News | January 17, 2012

Tumor-Freezing Treatment Gives Ovarian Cancer Patients Extra Time

January 17, 2012 — Killing tumors by freezing them can add precious time to the lives of women with ovarian cancer that has spread to other parts of the body. Minimally invasive cryoablation extends lives and is cost-effective, according to a study being presented at the 4th annual Symposium on Clinical Interventional Oncology (CIO), in collaboration with the International Symposium on Endovascular Therapy (ISET).

Once the cancer has spread (metastasized) beyond the ovaries, it is usually incurable, but surgery is often used to remove the tumors and extend life. Depending on the location of the tumors, however, that may not be an option, especially if the patient has previously undergone surgery to remove the cancer. The study shows cryoablation may be used to kill these tumors with extreme cold, resulting in significant survival time.

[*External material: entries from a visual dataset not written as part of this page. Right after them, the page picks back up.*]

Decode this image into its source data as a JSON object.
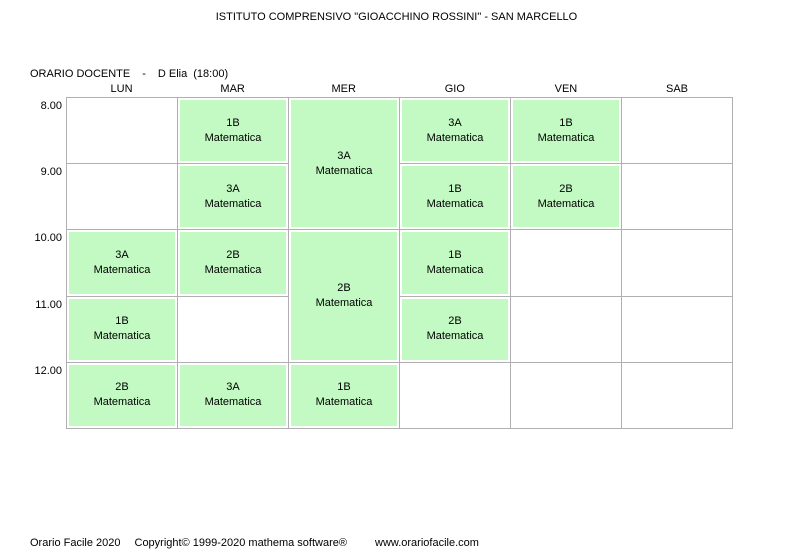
{
  "title": "ISTITUTO COMPRENSIVO \"GIOACCHINO ROSSINI\" - SAN MARCELLO",
  "header": {
    "label": "ORARIO DOCENTE",
    "separator": "-",
    "teacher": "D Elia",
    "hours": "(18:00)"
  },
  "days": [
    "LUN",
    "MAR",
    "MER",
    "GIO",
    "VEN",
    "SAB"
  ],
  "times": [
    "8.00",
    "9.00",
    "10.00",
    "11.00",
    "12.00"
  ],
  "lessons": {
    "lun_10": {
      "class": "3A",
      "subject": "Matematica"
    },
    "lun_11": {
      "class": "1B",
      "subject": "Matematica"
    },
    "lun_12": {
      "class": "2B",
      "subject": "Matematica"
    },
    "mar_8": {
      "class": "1B",
      "subject": "Matematica"
    },
    "mar_9": {
      "class": "3A",
      "subject": "Matematica"
    },
    "mar_10": {
      "class": "2B",
      "subject": "Matematica"
    },
    "mar_12": {
      "class": "3A",
      "subject": "Matematica"
    },
    "mer_8_10": {
      "class": "3A",
      "subject": "Matematica"
    },
    "mer_10_12": {
      "class": "2B",
      "subject": "Matematica"
    },
    "mer_12": {
      "class": "1B",
      "subject": "Matematica"
    },
    "gio_8": {
      "class": "3A",
      "subject": "Matematica"
    },
    "gio_9": {
      "class": "1B",
      "subject": "Matematica"
    },
    "gio_10": {
      "class": "1B",
      "subject": "Matematica"
    },
    "gio_11": {
      "class": "2B",
      "subject": "Matematica"
    },
    "ven_8": {
      "class": "1B",
      "subject": "Matematica"
    },
    "ven_9": {
      "class": "2B",
      "subject": "Matematica"
    }
  },
  "footer": {
    "app": "Orario Facile 2020",
    "copyright": "Copyright© 1999-2020 mathema software®",
    "url": "www.orariofacile.com"
  },
  "colors": {
    "lesson_green": "#C3FAC3",
    "grid_border": "#B0B0B0"
  }
}
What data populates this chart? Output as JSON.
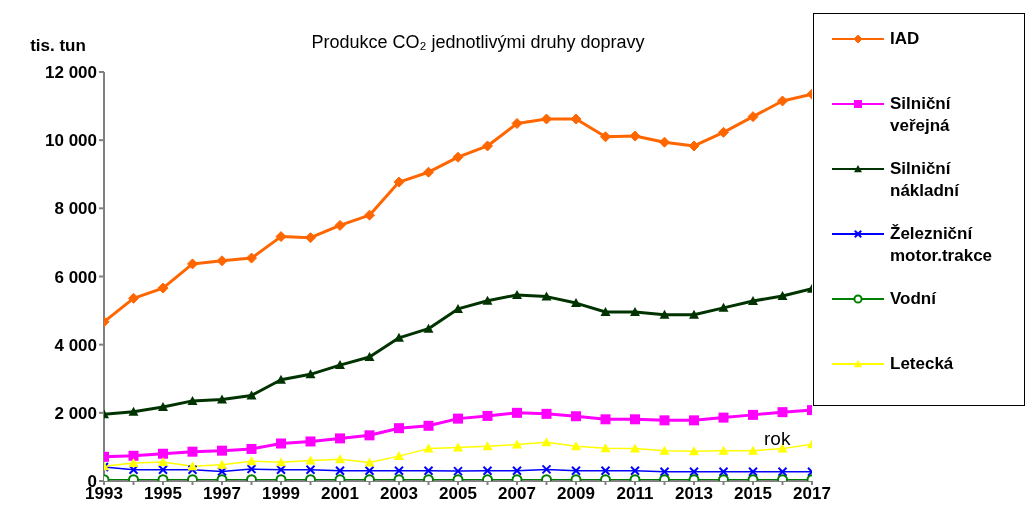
{
  "chart_data": {
    "type": "line",
    "title": "Produkce CO₂ jednotlivými druhy dopravy",
    "ylabel": "tis. tun",
    "xlabel": "rok",
    "categories": [
      "1993",
      null,
      "1995",
      null,
      "1997",
      null,
      "1999",
      null,
      "2001",
      null,
      "2003",
      null,
      "2005",
      null,
      "2007",
      null,
      "2009",
      null,
      "2011",
      null,
      "2013",
      null,
      "2015",
      null,
      "2017"
    ],
    "series": [
      {
        "name": "IAD",
        "color": "#ff6600",
        "marker": "diamond",
        "values": [
          4670,
          5360,
          5660,
          6370,
          6460,
          6540,
          7170,
          7140,
          7500,
          7800,
          8770,
          9060,
          9500,
          9830,
          10490,
          10620,
          10620,
          10100,
          10120,
          9940,
          9830,
          10230,
          10690,
          11150,
          11350
        ]
      },
      {
        "name": "Silniční veřejná",
        "color": "#ff00ff",
        "marker": "square",
        "values": [
          710,
          740,
          800,
          860,
          890,
          940,
          1100,
          1160,
          1250,
          1340,
          1550,
          1620,
          1830,
          1910,
          2000,
          1970,
          1900,
          1810,
          1810,
          1780,
          1780,
          1860,
          1940,
          2020,
          2080
        ]
      },
      {
        "name": "Silniční nákladní",
        "color": "#003300",
        "marker": "triangle",
        "values": [
          1960,
          2030,
          2170,
          2350,
          2390,
          2510,
          2970,
          3130,
          3400,
          3640,
          4200,
          4470,
          5050,
          5290,
          5460,
          5410,
          5220,
          4960,
          4960,
          4880,
          4880,
          5080,
          5280,
          5430,
          5640
        ]
      },
      {
        "name": "Železniční motor.trakce",
        "color": "#0000ff",
        "marker": "cross",
        "values": [
          410,
          330,
          330,
          330,
          280,
          350,
          330,
          330,
          300,
          300,
          300,
          300,
          290,
          300,
          300,
          340,
          300,
          300,
          300,
          270,
          270,
          270,
          270,
          270,
          270
        ]
      },
      {
        "name": "Vodní",
        "color": "#008000",
        "marker": "circle",
        "values": [
          40,
          40,
          40,
          40,
          40,
          40,
          40,
          40,
          40,
          40,
          40,
          40,
          40,
          40,
          40,
          40,
          40,
          40,
          40,
          40,
          40,
          40,
          40,
          40,
          40
        ]
      },
      {
        "name": "Letecká",
        "color": "#ffff00",
        "marker": "triangle",
        "values": [
          430,
          530,
          560,
          430,
          480,
          580,
          550,
          600,
          640,
          540,
          730,
          950,
          980,
          1020,
          1070,
          1140,
          1020,
          960,
          950,
          890,
          870,
          890,
          890,
          950,
          1080
        ]
      }
    ],
    "ylim": [
      0,
      12000
    ],
    "yticks": [
      {
        "value": 0,
        "label": "0"
      },
      {
        "value": 2000,
        "label": "2 000"
      },
      {
        "value": 4000,
        "label": "4 000"
      },
      {
        "value": 6000,
        "label": "6 000"
      },
      {
        "value": 8000,
        "label": "8 000"
      },
      {
        "value": 10000,
        "label": "10 000"
      },
      {
        "value": 12000,
        "label": "12 000"
      }
    ],
    "grid": false,
    "legend": "right"
  }
}
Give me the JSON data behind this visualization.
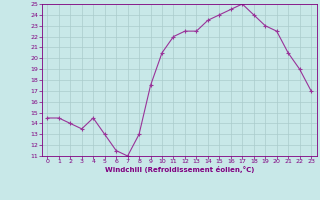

The study included 21 patients whose tumors in the abdomen, liver, lung and bone could not be removed surgically. Cryoablation was used to treat 48 tumors, killing 47 of them (98 percent). From the time of diagnosis of metastatic disease, average patient survival time was more than four years and seven months. That’s significant because women whose tumors are not successfully removed surgically – which occurs in about 60 percent of cases, according to studies – typically survive from about seven months to 2 years. On average, more than three years had transpired from the time of diagnosis to the first cryoablation treatment, meaning these women had already passed their expected survival time, and yet cryoablation was able to extend their survival even further. Some patients had multiple cryoablation treatments and of 41 procedures, there were three major complications (7 percent). The complications included two deaths that were attributed to the cancer, not to the procedure.

The study also determined the treatment extremely cost-effective, costing an average of $26,806 per life year saved, well below the current standard of $100,000.